使用貝爾曼福特算法檢測負循環

Question

我知道這是一個伸手可及的距離，但我正在關注Princeton's course on Algorithm。我試圖使用Bellman Ford算法來檢測邊緣加權有向圖中的負循環。

There is a negative cycle reachable from the source if and only if the queue is 
nonempty after the Vth pass through all the edges. Moreover, the subgraph of 
edges in our edgeTo[] array must contain a negative cycle. 

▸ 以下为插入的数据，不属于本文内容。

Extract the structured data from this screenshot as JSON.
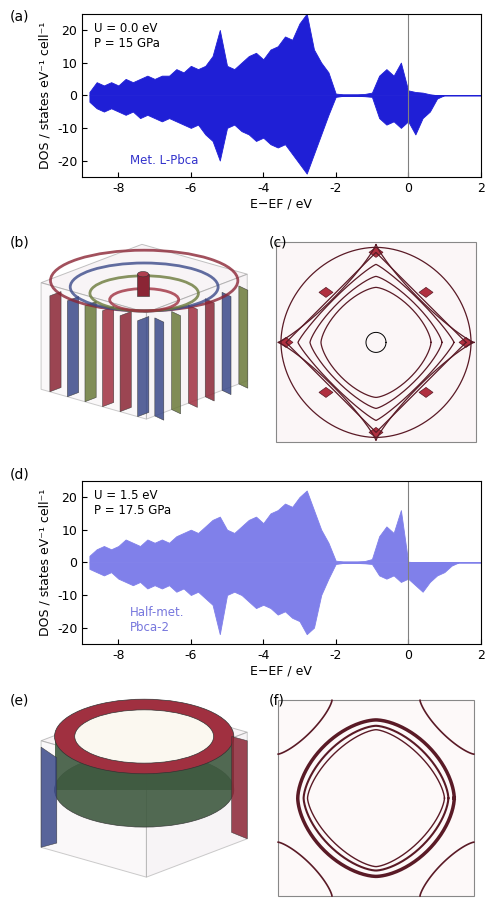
{
  "chart_data": [
    {
      "type": "area",
      "panel_label": "(a)",
      "x_label": "E−EF / eV",
      "y_label": "DOS / states eV⁻¹ cell⁻¹",
      "annotations": [
        "U = 0.0 eV",
        "P = 15 GPa"
      ],
      "label": "Met. L-Pbca",
      "label_color": "#3333cc",
      "x": [
        -8.8,
        -8.6,
        -8.4,
        -8.2,
        -8.0,
        -7.8,
        -7.6,
        -7.4,
        -7.2,
        -7.0,
        -6.8,
        -6.6,
        -6.4,
        -6.2,
        -6.0,
        -5.8,
        -5.6,
        -5.4,
        -5.2,
        -5.0,
        -4.8,
        -4.6,
        -4.4,
        -4.2,
        -4.0,
        -3.8,
        -3.6,
        -3.4,
        -3.2,
        -3.0,
        -2.8,
        -2.6,
        -2.4,
        -2.2,
        -2.0,
        -1.8,
        -1.6,
        -1.4,
        -1.2,
        -1.0,
        -0.8,
        -0.6,
        -0.4,
        -0.2,
        0.0,
        0.2,
        0.4,
        0.6,
        0.8,
        1.0,
        1.2,
        1.4,
        1.6,
        1.8,
        2.0
      ],
      "series": [
        {
          "color": "#1f1fd6",
          "values": [
            1,
            4,
            3,
            4,
            3,
            5,
            4,
            5,
            6,
            5,
            6,
            6,
            8,
            7,
            9,
            8,
            9,
            12,
            20,
            9,
            8,
            10,
            12,
            13,
            11,
            14,
            15,
            18,
            17,
            22,
            25,
            14,
            10,
            7,
            0.5,
            0.3,
            0.3,
            0.3,
            0.4,
            0.8,
            6,
            8,
            6,
            10,
            1.5,
            1.0,
            0.8,
            0.3,
            0,
            0,
            0,
            0,
            0,
            0,
            0
          ]
        },
        {
          "color": "#1f1fd6",
          "values": [
            -2,
            -4,
            -5,
            -4,
            -5,
            -6,
            -5,
            -7,
            -6,
            -7,
            -8,
            -7,
            -8,
            -9,
            -10,
            -9,
            -12,
            -14,
            -20,
            -10,
            -9,
            -11,
            -12,
            -14,
            -13,
            -15,
            -16,
            -15,
            -18,
            -21,
            -24,
            -18,
            -12,
            -6,
            -0.5,
            -0.2,
            -0.2,
            -0.2,
            -0.3,
            -0.5,
            -7,
            -9,
            -8,
            -10,
            -8,
            -12,
            -7,
            -5,
            -1,
            0,
            0,
            0,
            0,
            0,
            0
          ]
        }
      ],
      "vlines": [
        0
      ],
      "xlim": [
        -9,
        2
      ],
      "xticks": [
        -8,
        -6,
        -4,
        -2,
        0,
        2
      ],
      "ylim": [
        -25,
        25
      ],
      "yticks": [
        -20,
        -10,
        0,
        10,
        20
      ]
    },
    {
      "type": "area",
      "panel_label": "(d)",
      "x_label": "E−EF / eV",
      "y_label": "DOS / states eV⁻¹ cell⁻¹",
      "annotations": [
        "U = 1.5 eV",
        "P = 17.5 GPa"
      ],
      "label": "Half-met.\nPbca-2",
      "label_color": "#7777dd",
      "x": [
        -8.8,
        -8.6,
        -8.4,
        -8.2,
        -8.0,
        -7.8,
        -7.6,
        -7.4,
        -7.2,
        -7.0,
        -6.8,
        -6.6,
        -6.4,
        -6.2,
        -6.0,
        -5.8,
        -5.6,
        -5.4,
        -5.2,
        -5.0,
        -4.8,
        -4.6,
        -4.4,
        -4.2,
        -4.0,
        -3.8,
        -3.6,
        -3.4,
        -3.2,
        -3.0,
        -2.8,
        -2.6,
        -2.4,
        -2.2,
        -2.0,
        -1.8,
        -1.6,
        -1.4,
        -1.2,
        -1.0,
        -0.8,
        -0.6,
        -0.4,
        -0.2,
        0.0,
        0.2,
        0.4,
        0.6,
        0.8,
        1.0,
        1.2,
        1.4,
        1.6,
        1.8,
        2.0
      ],
      "series": [
        {
          "color": "#8080ea",
          "values": [
            2,
            4,
            5,
            4,
            5,
            7,
            6,
            5,
            7,
            6,
            7,
            6,
            8,
            9,
            10,
            9,
            11,
            13,
            14,
            10,
            9,
            11,
            13,
            14,
            12,
            15,
            16,
            18,
            17,
            20,
            22,
            16,
            10,
            6,
            0.5,
            0.3,
            0.3,
            0.3,
            0.4,
            1,
            8,
            11,
            9,
            16,
            0.2,
            0,
            0,
            0,
            0,
            0,
            0,
            0,
            0,
            0,
            0
          ]
        },
        {
          "color": "#8080ea",
          "values": [
            -2,
            -3,
            -4,
            -3,
            -5,
            -6,
            -7,
            -6,
            -8,
            -7,
            -8,
            -7,
            -9,
            -8,
            -10,
            -9,
            -11,
            -13,
            -22,
            -10,
            -9,
            -10,
            -12,
            -14,
            -13,
            -14,
            -16,
            -15,
            -17,
            -18,
            -22,
            -20,
            -10,
            -5,
            -0.5,
            -0.2,
            -0.2,
            -0.2,
            -0.3,
            -0.5,
            -4,
            -5,
            -4,
            -6,
            -5,
            -7,
            -9,
            -6,
            -4,
            -3,
            -1,
            0,
            0,
            0,
            0
          ]
        }
      ],
      "vlines": [
        0
      ],
      "xlim": [
        -9,
        2
      ],
      "xticks": [
        -8,
        -6,
        -4,
        -2,
        0,
        2
      ],
      "ylim": [
        -25,
        25
      ],
      "yticks": [
        -20,
        -10,
        0,
        10,
        20
      ]
    }
  ],
  "fermi_surface_panels": [
    "(b)",
    "(c)",
    "(e)",
    "(f)"
  ]
}
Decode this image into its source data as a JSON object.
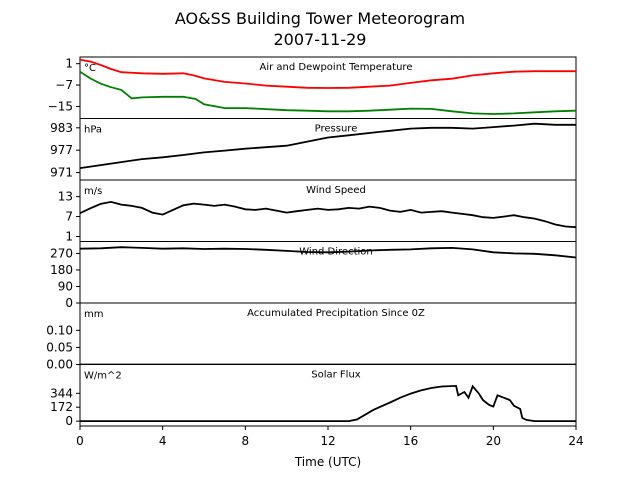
{
  "chart_data": {
    "type": "line",
    "title": "AO&SS Building Tower Meteorogram",
    "subtitle": "2007-11-29",
    "xlabel": "Time (UTC)",
    "xlim": [
      0,
      24
    ],
    "x_ticks": [
      0,
      4,
      8,
      12,
      16,
      20,
      24
    ],
    "panels": [
      {
        "title": "Air and Dewpoint Temperature",
        "unit": "°C",
        "ylim": [
          -19.5,
          3.5
        ],
        "y_ticks": [
          1,
          -7,
          -15
        ],
        "y_tick_labels": [
          "1",
          "−7",
          "−15"
        ],
        "series": [
          {
            "color": "#ff0000",
            "points": [
              [
                0,
                2.5
              ],
              [
                0.5,
                1.8
              ],
              [
                1,
                0.5
              ],
              [
                1.5,
                -1
              ],
              [
                2,
                -2.2
              ],
              [
                3,
                -2.6
              ],
              [
                4,
                -2.8
              ],
              [
                5,
                -2.6
              ],
              [
                5.5,
                -3.4
              ],
              [
                6,
                -4.5
              ],
              [
                7,
                -5.8
              ],
              [
                8,
                -6.4
              ],
              [
                9,
                -7.2
              ],
              [
                10,
                -7.6
              ],
              [
                11,
                -8
              ],
              [
                12,
                -8.1
              ],
              [
                13,
                -8
              ],
              [
                14,
                -7.6
              ],
              [
                15,
                -7.2
              ],
              [
                16,
                -6.2
              ],
              [
                17,
                -5.2
              ],
              [
                18,
                -4.6
              ],
              [
                19,
                -3.4
              ],
              [
                20,
                -2.6
              ],
              [
                21,
                -2
              ],
              [
                22,
                -1.8
              ],
              [
                23,
                -1.8
              ],
              [
                24,
                -1.8
              ]
            ]
          },
          {
            "color": "#008000",
            "points": [
              [
                0,
                -2
              ],
              [
                0.5,
                -4.5
              ],
              [
                1,
                -6.5
              ],
              [
                1.5,
                -7.8
              ],
              [
                2,
                -8.8
              ],
              [
                2.5,
                -12
              ],
              [
                3,
                -11.6
              ],
              [
                4,
                -11.4
              ],
              [
                5,
                -11.4
              ],
              [
                5.6,
                -12.2
              ],
              [
                6,
                -14.2
              ],
              [
                7,
                -15.6
              ],
              [
                8,
                -15.6
              ],
              [
                9,
                -16
              ],
              [
                10,
                -16.4
              ],
              [
                11,
                -16.6
              ],
              [
                12,
                -16.8
              ],
              [
                13,
                -16.8
              ],
              [
                14,
                -16.6
              ],
              [
                15,
                -16.2
              ],
              [
                16,
                -15.8
              ],
              [
                17,
                -15.9
              ],
              [
                18,
                -16.8
              ],
              [
                19,
                -17.6
              ],
              [
                20,
                -17.8
              ],
              [
                21,
                -17.6
              ],
              [
                22,
                -17.2
              ],
              [
                23,
                -16.8
              ],
              [
                24,
                -16.6
              ]
            ]
          }
        ]
      },
      {
        "title": "Pressure",
        "unit": "hPa",
        "ylim": [
          969.0,
          985.5
        ],
        "y_ticks": [
          983,
          977,
          971
        ],
        "y_tick_labels": [
          "983",
          "977",
          "971"
        ],
        "series": [
          {
            "color": "#000000",
            "points": [
              [
                0,
                972.2
              ],
              [
                1,
                973
              ],
              [
                2,
                973.8
              ],
              [
                3,
                974.6
              ],
              [
                4,
                975.1
              ],
              [
                5,
                975.7
              ],
              [
                6,
                976.4
              ],
              [
                7,
                976.9
              ],
              [
                8,
                977.4
              ],
              [
                9,
                977.8
              ],
              [
                10,
                978.2
              ],
              [
                11,
                979.3
              ],
              [
                12,
                980.4
              ],
              [
                13,
                981
              ],
              [
                14,
                981.6
              ],
              [
                15,
                982.2
              ],
              [
                16,
                982.8
              ],
              [
                17,
                983
              ],
              [
                18,
                983
              ],
              [
                19,
                982.8
              ],
              [
                20,
                983.2
              ],
              [
                21,
                983.6
              ],
              [
                22,
                984.1
              ],
              [
                23,
                983.8
              ],
              [
                24,
                983.8
              ]
            ]
          }
        ]
      },
      {
        "title": "Wind Speed",
        "unit": "m/s",
        "ylim": [
          -0.5,
          18
        ],
        "y_ticks": [
          13,
          7,
          1
        ],
        "y_tick_labels": [
          "13",
          "7",
          "1"
        ],
        "series": [
          {
            "color": "#000000",
            "points": [
              [
                0,
                8
              ],
              [
                0.5,
                9.5
              ],
              [
                1,
                10.8
              ],
              [
                1.5,
                11.4
              ],
              [
                2,
                10.6
              ],
              [
                2.5,
                10.2
              ],
              [
                3,
                9.6
              ],
              [
                3.5,
                8.2
              ],
              [
                4,
                7.6
              ],
              [
                4.5,
                9
              ],
              [
                5,
                10.4
              ],
              [
                5.5,
                10.9
              ],
              [
                6,
                10.6
              ],
              [
                6.5,
                10.2
              ],
              [
                7,
                10.6
              ],
              [
                7.5,
                10
              ],
              [
                8,
                9.2
              ],
              [
                8.5,
                9
              ],
              [
                9,
                9.4
              ],
              [
                9.5,
                8.8
              ],
              [
                10,
                8.2
              ],
              [
                10.5,
                8.6
              ],
              [
                11,
                9
              ],
              [
                11.5,
                9.4
              ],
              [
                12,
                9
              ],
              [
                12.5,
                9.2
              ],
              [
                13,
                9.6
              ],
              [
                13.5,
                9.4
              ],
              [
                14,
                10
              ],
              [
                14.5,
                9.6
              ],
              [
                15,
                8.8
              ],
              [
                15.5,
                8.4
              ],
              [
                16,
                9
              ],
              [
                16.5,
                8.2
              ],
              [
                17,
                8.4
              ],
              [
                17.5,
                8.6
              ],
              [
                18,
                8.2
              ],
              [
                18.5,
                7.8
              ],
              [
                19,
                7.4
              ],
              [
                19.5,
                6.8
              ],
              [
                20,
                6.6
              ],
              [
                20.5,
                7
              ],
              [
                21,
                7.4
              ],
              [
                21.5,
                6.8
              ],
              [
                22,
                6.4
              ],
              [
                22.5,
                5.6
              ],
              [
                23,
                4.6
              ],
              [
                23.5,
                4
              ],
              [
                24,
                3.8
              ]
            ]
          }
        ]
      },
      {
        "title": "Wind Direction",
        "unit": "",
        "ylim": [
          0,
          335
        ],
        "y_ticks": [
          270,
          180,
          90,
          0
        ],
        "y_tick_labels": [
          "270",
          "180",
          "90",
          "0"
        ],
        "series": [
          {
            "color": "#000000",
            "points": [
              [
                0,
                296
              ],
              [
                1,
                298
              ],
              [
                2,
                304
              ],
              [
                3,
                300
              ],
              [
                4,
                296
              ],
              [
                5,
                298
              ],
              [
                6,
                294
              ],
              [
                7,
                296
              ],
              [
                8,
                294
              ],
              [
                9,
                290
              ],
              [
                10,
                284
              ],
              [
                11,
                278
              ],
              [
                12,
                276
              ],
              [
                13,
                280
              ],
              [
                14,
                286
              ],
              [
                15,
                290
              ],
              [
                16,
                292
              ],
              [
                17,
                298
              ],
              [
                18,
                300
              ],
              [
                19,
                292
              ],
              [
                20,
                276
              ],
              [
                21,
                270
              ],
              [
                22,
                268
              ],
              [
                23,
                260
              ],
              [
                24,
                248
              ]
            ]
          }
        ]
      },
      {
        "title": "Accumulated Precipitation Since 0Z",
        "unit": "mm",
        "ylim": [
          0,
          0.18
        ],
        "y_ticks": [
          0.1,
          0.05,
          0.0
        ],
        "y_tick_labels": [
          "0.10",
          "0.05",
          "0.00"
        ],
        "series": [
          {
            "color": "#000000",
            "points": [
              [
                0,
                0
              ],
              [
                24,
                0
              ]
            ]
          }
        ]
      },
      {
        "title": "Solar Flux",
        "unit": "W/m^2",
        "ylim": [
          -60,
          700
        ],
        "y_ticks": [
          344,
          172,
          0
        ],
        "y_tick_labels": [
          "344",
          "172",
          "0"
        ],
        "series": [
          {
            "color": "#000000",
            "points": [
              [
                0,
                0
              ],
              [
                13,
                0
              ],
              [
                13.4,
                20
              ],
              [
                13.8,
                80
              ],
              [
                14.2,
                140
              ],
              [
                15,
                230
              ],
              [
                15.5,
                290
              ],
              [
                16,
                340
              ],
              [
                16.5,
                380
              ],
              [
                17,
                410
              ],
              [
                17.5,
                428
              ],
              [
                18.2,
                435
              ],
              [
                18.3,
                320
              ],
              [
                18.6,
                360
              ],
              [
                18.8,
                290
              ],
              [
                19,
                430
              ],
              [
                19.3,
                340
              ],
              [
                19.5,
                260
              ],
              [
                19.8,
                200
              ],
              [
                20,
                180
              ],
              [
                20.2,
                320
              ],
              [
                20.5,
                290
              ],
              [
                20.8,
                260
              ],
              [
                21,
                190
              ],
              [
                21.3,
                150
              ],
              [
                21.4,
                40
              ],
              [
                21.6,
                15
              ],
              [
                22,
                0
              ],
              [
                24,
                0
              ]
            ]
          }
        ]
      }
    ]
  }
}
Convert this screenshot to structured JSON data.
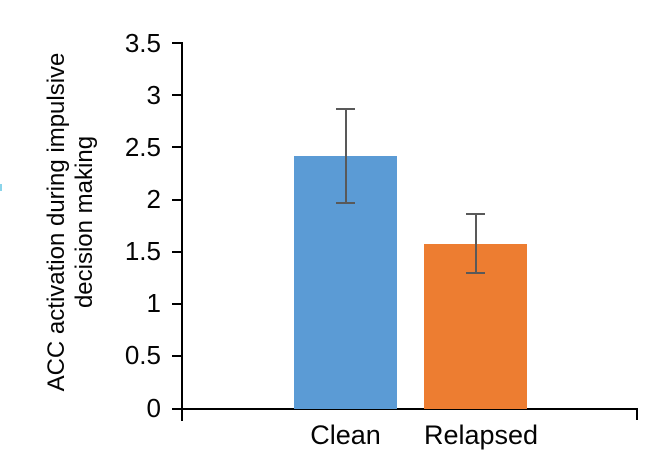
{
  "chart_data": {
    "type": "bar",
    "title": "",
    "categories": [
      "Clean",
      "Relapsed"
    ],
    "values": [
      2.42,
      1.58
    ],
    "errors": [
      0.46,
      0.29
    ],
    "ylabel": "ACC activation during impulsive decision making",
    "ylabel_line1": "ACC activation during impulsive",
    "ylabel_line2": "decision making",
    "xlabel": "",
    "ylim": [
      0,
      3.5
    ],
    "ytick_step": 0.5,
    "ytick_labels_top_to_bottom": [
      "3.5",
      "3",
      "2.5",
      "2",
      "1.5",
      "1",
      "0.5",
      "0"
    ],
    "grid": false,
    "legend": false,
    "bar_colors": [
      "#5B9BD5",
      "#ED7D31"
    ],
    "error_bar_color": "#595959",
    "axis_color": "#000000",
    "text_color": "#040404",
    "background_color": "#FFFFFF",
    "edge_artifact_color": "#8AD4EA"
  }
}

完整的代碼實現，請訪問：BellmanFordSP.java和EdgeWeightedDirectedCycle.java。具體來說，我堅持在這一點上：

public class BellmanFordSP 
{ 
    private double[] distTo; // distTo[v] = distance of shortest s->v path 
    private DirectedEdge[] edgeTo; // edgeTo[v] = last edge on shortest s->v path 
    private boolean[] onQueue;  // onQueue[v] = is v currently on the queue? 
    private Queue<Integer> queue; // queue of vertices to relax 
    private int cost;    // number of calls to relax() 
    private Iterable<DirectedEdge> cycle;// negative cycle (or null if no such cycle) 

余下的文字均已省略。